Everything we thought we knew about the blue whale is demanding a major rethink, including not only how, but if, we can protect it in time. But if we’re acknowledging the gaps in our knowledge about the species then what we know about the pygmy blue whale - the smallest of the four subspecies - is far less. Will the story of the smallest biggest whale become our greatest unsolved mystery?
Barely two kilometres offshore, we slip into the waters of the Indo-Pacific Ocean. The inky wilderness that engulfs us is disorienting; a world of no bearings and no borders that twists some 10,000 feet downwards. As sudden as a whisper breaks the stillness of night, an ogive ruptures the monochromatic blue. It swims toward us, moving with improbable grace, charging down an invisible migration highway. On its third breath, it sinks downward in a glide that disappears into the bowels of the Ombai Strait. Climbing back onto the boat, I grin. I just met the pygmy blue whale.

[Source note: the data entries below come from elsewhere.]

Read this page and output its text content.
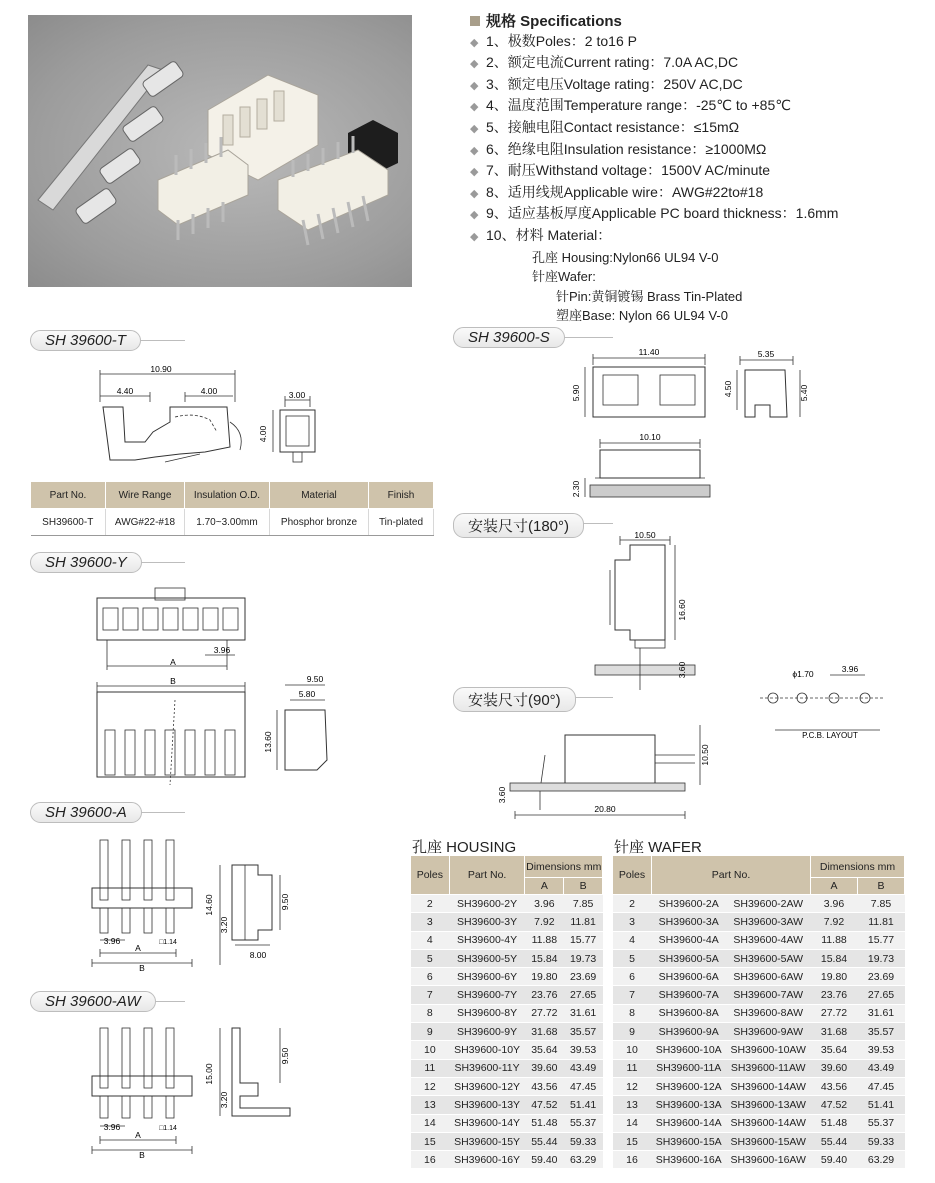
规格 Specifications
◆ 1、极数Poles：2 to16 P
◆ 2、额定电流Current rating：7.0A AC,DC
◆ 3、额定电压Voltage rating：250V AC,DC
◆ 4、温度范围Temperature range：-25℃ to +85℃
◆ 5、接触电阻Contact resistance：≤15mΩ
◆ 6、绝缘电阻Insulation resistance：≥1000MΩ
◆ 7、耐压Withstand voltage：1500V AC/minute
◆ 8、适用线规Applicable wire：AWG#22to#18
◆ 9、适应基板厚度Applicable PC board thickness：1.6mm
◆ 10、材料 Material：
孔座 Housing:Nylon66 UL94 V-0
针座Wafer:
针Pin:黄铜镀锡 Brass Tin-Plated
塑座Base: Nylon 66 UL94 V-0
SH 39600-T	SH 39600-S
SH 39600-Y
安装尺寸(180°)
安装尺寸(90°)
SH 39600-A
SH 39600-AW
10.90
4.40	4.00	3.00
4.00
Part No.	Wire Range	Insulation O.D.	Material	Finish
SH39600-T	AWG#22-#18	1.70~3.00mm	Phosphor bronze	Tin-plated
11.40
5.90
5.35
4.50	5.40
10.10
2.30
A
3.96
B	9.50
5.80
13.60
10.50
16.60
3.60	ϕ1.70	3.96
P.C.B. LAYOUT
10.50
3.60
20.80
3.96	□1.14
A
B
14.60
3.20
9.50
8.00
3.96	□1.14
A
B
15.00
3.20
9.50
孔座 HOUSING
Poles	Part No.	Dimensions mm	
		A	B
2	SH39600-2Y	3.96	7.85
3	SH39600-3Y	7.92	11.81
4	SH39600-4Y	11.88	15.77
5	SH39600-5Y	15.84	19.73
6	SH39600-6Y	19.80	23.69
7	SH39600-7Y	23.76	27.65
8	SH39600-8Y	27.72	31.61
9	SH39600-9Y	31.68	35.57
10	SH39600-10Y	35.64	39.53
11	SH39600-11Y	39.60	43.49
12	SH39600-12Y	43.56	47.45
13	SH39600-13Y	47.52	51.41
14	SH39600-14Y	51.48	55.37
15	SH39600-15Y	55.44	59.33
16	SH39600-16Y	59.40	63.29
针座 WAFER
Poles	Part No.		Dimensions mm	
			A	B
2	SH39600-2A	SH39600-2AW	3.96	7.85
3	SH39600-3A	SH39600-3AW	7.92	11.81
4	SH39600-4A	SH39600-4AW	11.88	15.77
5	SH39600-5A	SH39600-5AW	15.84	19.73
6	SH39600-6A	SH39600-6AW	19.80	23.69
7	SH39600-7A	SH39600-7AW	23.76	27.65
8	SH39600-8A	SH39600-8AW	27.72	31.61
9	SH39600-9A	SH39600-9AW	31.68	35.57
10	SH39600-10A	SH39600-10AW	35.64	39.53
11	SH39600-11A	SH39600-11AW	39.60	43.49
12	SH39600-12A	SH39600-14AW	43.56	47.45
13	SH39600-13A	SH39600-13AW	47.52	51.41
14	SH39600-14A	SH39600-14AW	51.48	55.37
15	SH39600-15A	SH39600-15AW	55.44	59.33
16	SH39600-16A	SH39600-16AW	59.40	63.29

It’s a strange place to be, in an era where emerging research is rewriting what we thought we knew about the enigmatic blue whale, demanding that we rethink how – and if – we can protect it in time. The pygmy blue whale, Balaenoptera musculus brevicauda, is the smallest of four, or possibly even five, recognised subspecies of blue whales, the largest of which is referred to as the ‘true’ blue whale, or the Antarctic.
Meeting one in person quickly makes clear that ‘pygmy’ is a bit of a misnomer. Reaching lengths of up to 24 metres – a mere six metres shy of its Antarctic cousin – the pygmy blue whale is really quite large. Inheriting the hallmark blue whale features, an arch-shaped face, baleen plates and a mottled blue-grey wash, the pygmies can be distinguished from the other sub-species through a few, subtle traits: a bigger head and shorter tail, a darker hue, and a slightly different-shaped blowhole.
Though the early ancestors of whales evolved around 50 million years ago, the pygmy subspecies is a relative newcomer. It likely split from a group of Antarctic blues just 20,000 years ago during the last glacial maximum, when it’s thought the extreme cold drove whales northward in search of warmer waters.
Today, they are the only blue whale subspecies known to spend proportionally more time in tropical waters, embarking upon a seasonal migration that ranges from their warm equatorial breeding grounds in the Banda, Timor, and Savu Seas of Indonesia to the southern and western waters of Australia; a journey that can, in some cases, extend as far as the cooler sub-Antarctic.
Until relatively recently, the prevailing thought was that pygmy blue whales followed a straightforward migration, echoing that of most baleen whales: spending the summers fattening up in the colder, food-rich high latitudes before journeying to warmer seas to calf and breed – while fasting. But this ‘feast-or-famine’ annual cycle is steadily unravelling, with reports of baleen whale feeding in tropical waters increasing. And this holds true for the pygmy whales too.
Research now shows they do not strictly follow this paradigm, but instead, act as ‘staging’ migrants, who feed along their migration, replenishing their energy wherever possible.